Loud caws of birds coming and going from their favourite roost can disturb the morning peace. It does no good to wait for a "murder" or flock of crows to move on, although some species are migratory, a favourite roost might be occupied for centuries. Messy droppings can be an eyesore. Hunting crows may not be practical or legal, but there are deterrents to limit crow populations.

Use noise. This might be frequent loud noises, either from a bird repellent machine or from firecrackers or pots and pans. A barking dog, preferably one that loves to chase crows, will stop the birds from being a constant presence. If a nesting area or food source is desirable, however, crows will find a way to make use of it out of reach or when the dog is asleep or not looking.

Make a scarecrow. There's a reason scarecrows are so prevalent in nursery rhymes and legends--they work. A lightweight, life-size version is best. A variation on the scarecrow theme is an owl decoy. These can be placed in treetops or the edge of a roof to keep crows away. Large rubber snakes also are quite effective. As with all types of scarecrows, birds eventually figure out it isn't real, especially if it stays in one place. Moving the scarecrow or decoy around helps trick crows into staying away longer, and rotating different looking deterrents may provide better protection.

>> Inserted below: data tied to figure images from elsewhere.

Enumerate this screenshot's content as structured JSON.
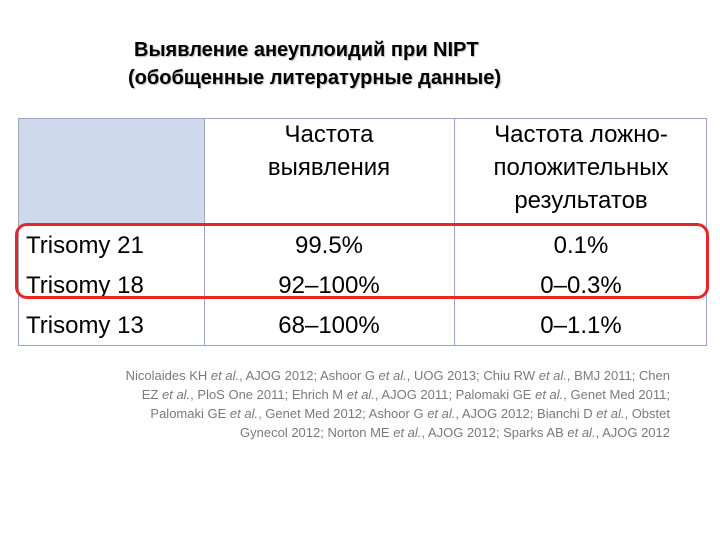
{
  "title": {
    "line1": "Выявление анеуплоидий  при NIPT",
    "line2": "(обобщенные литературные данные)"
  },
  "table": {
    "headers": {
      "detection": [
        "Частота",
        "выявления"
      ],
      "false_positive": [
        "Частота ложно-",
        "положительных",
        "результатов"
      ]
    },
    "rows": [
      {
        "name": "Trisomy 21",
        "detection": "99.5%",
        "false_positive": "0.1%"
      },
      {
        "name": "Trisomy 18",
        "detection": "92–100%",
        "false_positive": "0–0.3%"
      },
      {
        "name": "Trisomy 13",
        "detection": "68–100%",
        "false_positive": "0–1.1%"
      }
    ]
  },
  "references": [
    [
      "Nicolaides KH ",
      "et al.",
      ", AJOG 2012; Ashoor G ",
      "et al.",
      ", UOG 2013; Chiu RW ",
      "et al.",
      ", BMJ 2011; Chen"
    ],
    [
      "EZ ",
      "et al.",
      ", PloS One 2011; Ehrich M ",
      "et al.",
      ", AJOG 2011; Palomaki GE ",
      "et al.",
      ", Genet Med 2011;"
    ],
    [
      "Palomaki GE ",
      "et al.",
      ", Genet Med 2012; Ashoor G ",
      "et al.",
      ", AJOG 2012; Bianchi D ",
      "et al.",
      ", Obstet"
    ],
    [
      "Gynecol 2012; Norton ME ",
      "et al.",
      ", AJOG 2012; Sparks AB ",
      "et al.",
      ", AJOG 2012"
    ]
  ],
  "colors": {
    "highlight": "#e8262a",
    "header_corner": "#cfd9ee",
    "references_text": "#7a7a7a"
  }
}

Use reflections. Crows do not like shiny objects, and they do not like glare. A string of pie tins or old CDs or a few well-placed mirrors that catch the sun and twirl will keep crows from landing nearby.

Fight back with water. Large waterguns, the kind found in toy stores during summer sales, are ideal for shooting crows. It takes some time and commitment (or maybe the enlistment of some young volunteers), but being sprayed with a stream of water will drive crows away. They may not return soon.

Consider killing crows. It is illegal to hunt crows in many states of the U.S. and only allowed with permits in season in others. Obviously, this is not an option for city dwellers. Neighbours may object, and dead birds have to be properly disposed of. When crows are killed in an area they find attractive, more crows will move in to take their place.

Clean up the area. Crows are attracted to garbage and clutter because they are scavengers as well as predators.

Cutting down trees is one way of making a yard less attractive to crows. Removing other vegetation, food and water sources available to these opportunistic birds may make them look elsewhere for comfortable accommodations.


Environmental studies that attempted to increase endangered species by removing predators have shown that ridding an area of crows does not increase other bird populations. It seems the presence of crows balances that of other predators, who will take over when crow populations are depleted.


Crows are intelligent. When they are targets of human wrath, they will come to associate unpleasant behaviour with specific individuals. Harassment by birds may increase, such as cawing at and chasing the people they don't like. They can even recognise and follow cars. As wild birds, crows may be hosts to West Nile Virus. They usually do not spread the disease, which they get from bird-biting mosquitoes, because it kills them. Finding several dead crows may be significant; notify health or wildlife authorities and bag bodies without touching them for proper disposal.